WALNUT INK AND WATERCOLOR


Instead of using the black India ink, I used Daniel Smith's Walnut ink.  It's not as waterproof but it worked out for this one.  Chose some different pictographs from postcards of the southwest rock art.  Had to add the bird - which I think it an owl?  Maybe.  The character on the bottom right seems to be a snake charmer - that's a snake above his head - but maybe he's just dreaming about a snake...

This will be the last one of these I do.  I may still do a few small landscape studies as I still need to learn how to manipulate the India ink (without it manipulating me!).

Have a great weekend.  It's going to be warm and rainy here.

7 comments:

Katherine Thomas said...

I admire your creativity and your adventurous attitude with the inks and the gesso. That's how new techniques are born, when brave artists like you start to experiment! These pieces are very intriguing and tell wonderful stories to ignite one's imagination!

CrimsonLeaves said...

Nice work, Rhonda! All mediums manipulate me so you are a step ahead of me! LOL

RH Carpenter said...

Thanks so much, Katherine. You are giving me way too much credit for just playing with materials, though! ha ha

Sherry, thanks - and, yes, sometimes the materials manipulate us more than we'd like!

Laura Moore said...

Rhonda you and Maggie are inspiring me to have a little go with ink. I love your confidence to try new things.

http://carolking.wordpress.com said...

I really like the walnut ink. And I'm with Crimson Leaves. All mediums manipulate me too. You're way ahead of all of us.

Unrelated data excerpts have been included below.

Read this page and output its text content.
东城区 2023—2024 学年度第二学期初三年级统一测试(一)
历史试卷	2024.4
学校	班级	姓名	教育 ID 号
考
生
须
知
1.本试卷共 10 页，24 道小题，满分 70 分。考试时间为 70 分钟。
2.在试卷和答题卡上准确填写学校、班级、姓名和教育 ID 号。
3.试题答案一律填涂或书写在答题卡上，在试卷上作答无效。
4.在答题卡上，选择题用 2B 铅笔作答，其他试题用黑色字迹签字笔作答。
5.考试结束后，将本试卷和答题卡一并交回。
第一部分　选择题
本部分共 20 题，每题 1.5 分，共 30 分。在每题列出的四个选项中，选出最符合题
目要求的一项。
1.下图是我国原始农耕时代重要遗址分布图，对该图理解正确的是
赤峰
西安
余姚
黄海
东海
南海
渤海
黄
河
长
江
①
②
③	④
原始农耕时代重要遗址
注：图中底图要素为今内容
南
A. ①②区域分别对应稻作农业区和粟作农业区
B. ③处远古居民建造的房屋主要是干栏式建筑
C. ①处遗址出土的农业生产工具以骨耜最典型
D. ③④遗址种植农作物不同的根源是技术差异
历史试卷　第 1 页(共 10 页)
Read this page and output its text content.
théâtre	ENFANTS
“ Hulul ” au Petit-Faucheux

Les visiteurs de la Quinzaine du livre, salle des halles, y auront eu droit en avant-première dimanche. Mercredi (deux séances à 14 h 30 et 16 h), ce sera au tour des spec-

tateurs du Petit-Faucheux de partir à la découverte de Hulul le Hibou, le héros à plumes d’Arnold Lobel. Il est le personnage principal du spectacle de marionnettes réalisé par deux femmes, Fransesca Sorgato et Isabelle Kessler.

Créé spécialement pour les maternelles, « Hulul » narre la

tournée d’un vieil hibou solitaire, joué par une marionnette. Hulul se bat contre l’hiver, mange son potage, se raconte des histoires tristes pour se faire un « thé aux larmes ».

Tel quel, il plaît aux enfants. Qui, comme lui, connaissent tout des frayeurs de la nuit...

Watercolors by Susan Roper said...

Rhonda, I have painted many petroglyph and pictograph paintings without knowing exactly what I was painting. I painted this "snake charmer" glyph and had it in an art sale/show. A lady who had gone on many archeological digs in the Southwest stopped by and admired the glyph paintings. She told me of one of the digs where this snake charmer glyph was found. She said it is near Moab, UT and it was done by the Fremont people.

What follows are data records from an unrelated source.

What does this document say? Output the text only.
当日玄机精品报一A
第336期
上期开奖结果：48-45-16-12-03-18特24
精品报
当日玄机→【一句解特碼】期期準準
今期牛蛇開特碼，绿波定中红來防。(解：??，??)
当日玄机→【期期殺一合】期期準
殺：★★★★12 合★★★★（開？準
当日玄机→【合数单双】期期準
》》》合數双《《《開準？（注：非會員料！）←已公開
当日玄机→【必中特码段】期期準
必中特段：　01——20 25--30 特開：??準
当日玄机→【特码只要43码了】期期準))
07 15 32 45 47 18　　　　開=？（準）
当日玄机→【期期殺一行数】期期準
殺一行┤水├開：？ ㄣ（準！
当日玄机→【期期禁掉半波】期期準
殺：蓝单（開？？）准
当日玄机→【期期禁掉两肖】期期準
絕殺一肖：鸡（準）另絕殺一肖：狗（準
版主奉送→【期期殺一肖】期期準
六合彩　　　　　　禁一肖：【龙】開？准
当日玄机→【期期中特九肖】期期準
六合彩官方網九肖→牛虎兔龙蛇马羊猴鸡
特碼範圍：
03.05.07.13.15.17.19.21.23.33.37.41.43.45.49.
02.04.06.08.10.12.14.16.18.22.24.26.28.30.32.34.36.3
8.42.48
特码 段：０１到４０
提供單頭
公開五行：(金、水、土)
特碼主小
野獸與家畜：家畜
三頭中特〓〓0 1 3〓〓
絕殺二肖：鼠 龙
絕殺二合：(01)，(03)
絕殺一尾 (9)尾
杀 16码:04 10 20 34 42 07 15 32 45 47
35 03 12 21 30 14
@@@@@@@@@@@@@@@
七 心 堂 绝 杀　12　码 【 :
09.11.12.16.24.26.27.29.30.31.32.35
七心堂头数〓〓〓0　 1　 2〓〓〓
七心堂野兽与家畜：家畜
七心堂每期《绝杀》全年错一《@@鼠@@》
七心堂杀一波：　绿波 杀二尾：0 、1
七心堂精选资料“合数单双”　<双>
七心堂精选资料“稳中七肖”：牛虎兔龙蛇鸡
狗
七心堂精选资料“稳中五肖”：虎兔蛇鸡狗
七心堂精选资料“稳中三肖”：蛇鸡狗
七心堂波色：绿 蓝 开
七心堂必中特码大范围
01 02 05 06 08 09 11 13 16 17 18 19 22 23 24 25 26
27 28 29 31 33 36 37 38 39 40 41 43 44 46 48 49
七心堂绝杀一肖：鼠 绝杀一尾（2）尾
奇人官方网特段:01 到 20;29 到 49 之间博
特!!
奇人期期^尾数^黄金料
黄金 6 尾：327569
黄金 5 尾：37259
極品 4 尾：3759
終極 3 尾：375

I asked her about the glyphs on either side of this guy, they looked like stringy things coming down off of circles. She said that they had done DNA testing of what was remaining in the cook pots at the site and the remains were human! So, this was a shaman and the circular things with the strings were heads! Who knew! I was just appalled and decided to not sell it to anyone.

This is probably TMI for you, but I thought you might be interested in this "snake charmer". As I paint these characters, I am now even more interested in what they mean after hearing this story.

RH Carpenter said...

Thanks, Laura :) Maggie inspired me, I pass it on! That's what this art journey is all about.

Thanks, Carol :)

Susan, not TMI - interesting stuff and this does come from the Moab, Utah area! So the Freemont people are cannibalistic - I wonder if that happened all the time or just in time of starvation (meaning, maybe they didn't actually kill their relations but they died and they used what they could to survive?) Kind of yucky but one never knows about the hardships of life in the past.